A Navajo County Grand Jury handed up its indictment against Chea on March 3 which trumped the direct complaint in justice court. The indictment charged two counts of armed robbery, Class 2 Felonies, aggravated robbery, aggravated assault, trafficking in stolen property, all Class 3 Felonies and possession of dangerous drugs, a Class 4 Felony. But the prosecutors were not done with Chea in this on-going sensitive investigation; a grand jury handed up a new indictment in July alleging trafficking in stolen property, and two counts of aggravated assault. It is noteworthy that the state did not file to revoke Chea’s release conditions set on the March charges; rather the court ruled that the release conditions on the July charges to be the same as the March ones, that means Chea is still out on the $1,500 bond. That suggests that the new allegations were not committed while Chea was on release from the March charges; rather the grand jury found three different causes to indict related to that same incident.
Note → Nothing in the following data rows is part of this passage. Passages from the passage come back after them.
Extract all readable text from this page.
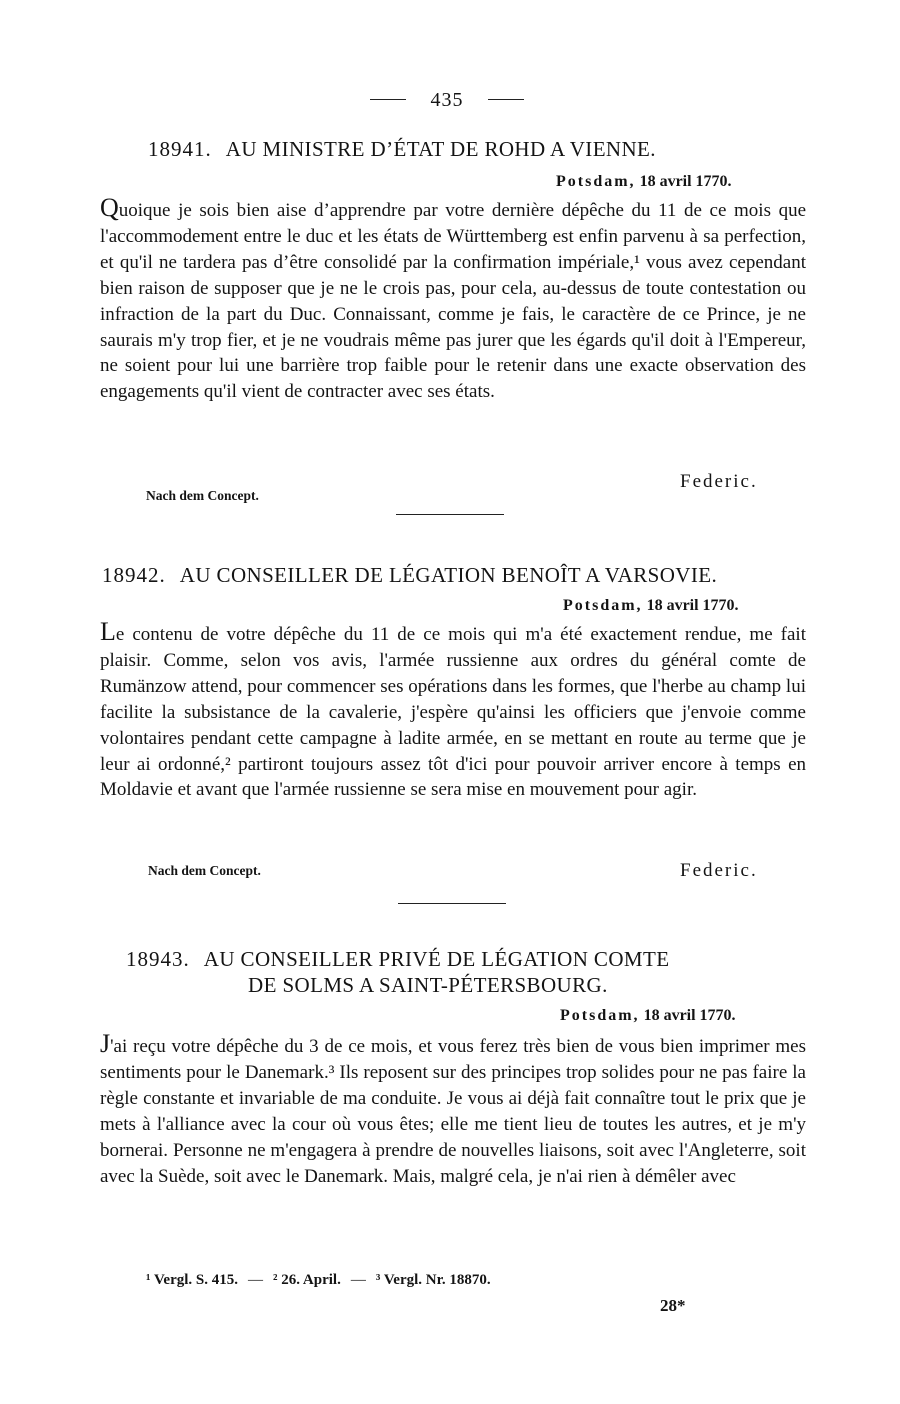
435
18941. AU MINISTRE D’ÉTAT DE ROHD A VIENNE.
Potsdam, 18 avril 1770.

Quoique je sois bien aise d’apprendre par votre dernière dépêche du 11 de ce mois que l'accommodement entre le duc et les états de Württemberg est enfin parvenu à sa perfection, et qu'il ne tardera pas d’être consolidé par la confirmation impériale,¹ vous avez cependant bien raison de supposer que je ne le crois pas, pour cela, au-dessus de toute contestation ou infraction de la part du Duc. Connaissant, comme je fais, le caractère de ce Prince, je ne saurais m'y trop fier, et je ne voudrais même pas jurer que les égards qu'il doit à l'Empereur, ne soient pour lui une barrière trop faible pour le retenir dans une exacte observation des engagements qu'il vient de contracter avec ses états.

Nach dem Concept.
Federic.
18942. AU CONSEILLER DE LÉGATION BENOÎT A VARSOVIE.
Potsdam, 18 avril 1770.

Le contenu de votre dépêche du 11 de ce mois qui m'a été exactement rendue, me fait plaisir. Comme, selon vos avis, l'armée russienne aux ordres du général comte de Rumänzow attend, pour commencer ses opérations dans les formes, que l'herbe au champ lui facilite la subsistance de la cavalerie, j'espère qu'ainsi les officiers que j'envoie comme volontaires pendant cette campagne à ladite armée, en se mettant en route au terme que je leur ai ordonné,² partiront toujours assez tôt d'ici pour pouvoir arriver encore à temps en Moldavie et avant que l'armée russienne se sera mise en mouvement pour agir.

Nach dem Concept.	Federic.
18943. AU CONSEILLER PRIVÉ DE LÉGATION COMTE
DE SOLMS A SAINT-PÉTERSBOURG.
Potsdam, 18 avril 1770.

J'ai reçu votre dépêche du 3 de ce mois, et vous ferez très bien de vous bien imprimer mes sentiments pour le Danemark.³ Ils reposent sur des principes trop solides pour ne pas faire la règle constante et invariable de ma conduite. Je vous ai déjà fait connaître tout le prix que je mets à l'alliance avec la cour où vous êtes; elle me tient lieu de toutes les autres, et je m'y bornerai. Personne ne m'engagera à prendre de nouvelles liaisons, soit avec l'Angleterre, soit avec la Suède, soit avec le Danemark. Mais, malgré cela, je n'ai rien à démêler avec

¹ Vergl. S. 415. — ² 26. April. — ³ Vergl. Nr. 18870.
28*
The whole case started when an NCSO deputy responded to a home in Linden. The female caller said that a male was at the residence and was injured, that “his face was all bloody and he was blaming her for being jumped,” according to the deputy. The man seemed reluctant to get medical attention (he ended up getting stitches) because he “feared retaliation,” stated the deputy.

Another man, Samuel Mendoza, who turns 21 in December and apparently goes by “Stomps,” was indicted in March and in July for various, but fewer alleged crimes than Chea. Mendoza reportedly posted a bond of $1,000.

It appears the two men accused of the crime and the battered victim are acquainted with each other. Additionally, there was a third “unknown male subject who struck him and kicked (the victim,)” according to NCSO records. The male victim told the deputy that while he was being assaulted, one or more of the assailants said, “This is for (female name redacted.)” It turns out, the female referred to is the Linden woman who initiated the call to the sheriff’s office, possibly explaining why the victim said it was the woman’s fault.

The men allegedly took from the victim clothing, a cell phone, an iPad, speakers, cash, and drugs. Authorities swore out search warrants and confiscated the stolen cash, shoes, a machete, wallet, chains, a ring, brass knuckles, clothing and drugs. Where these items were found is not disclosed. Deputies allege that meth was found on the person of Chea.

Chea and Mendoza have court dates on two files each on Nov. 8.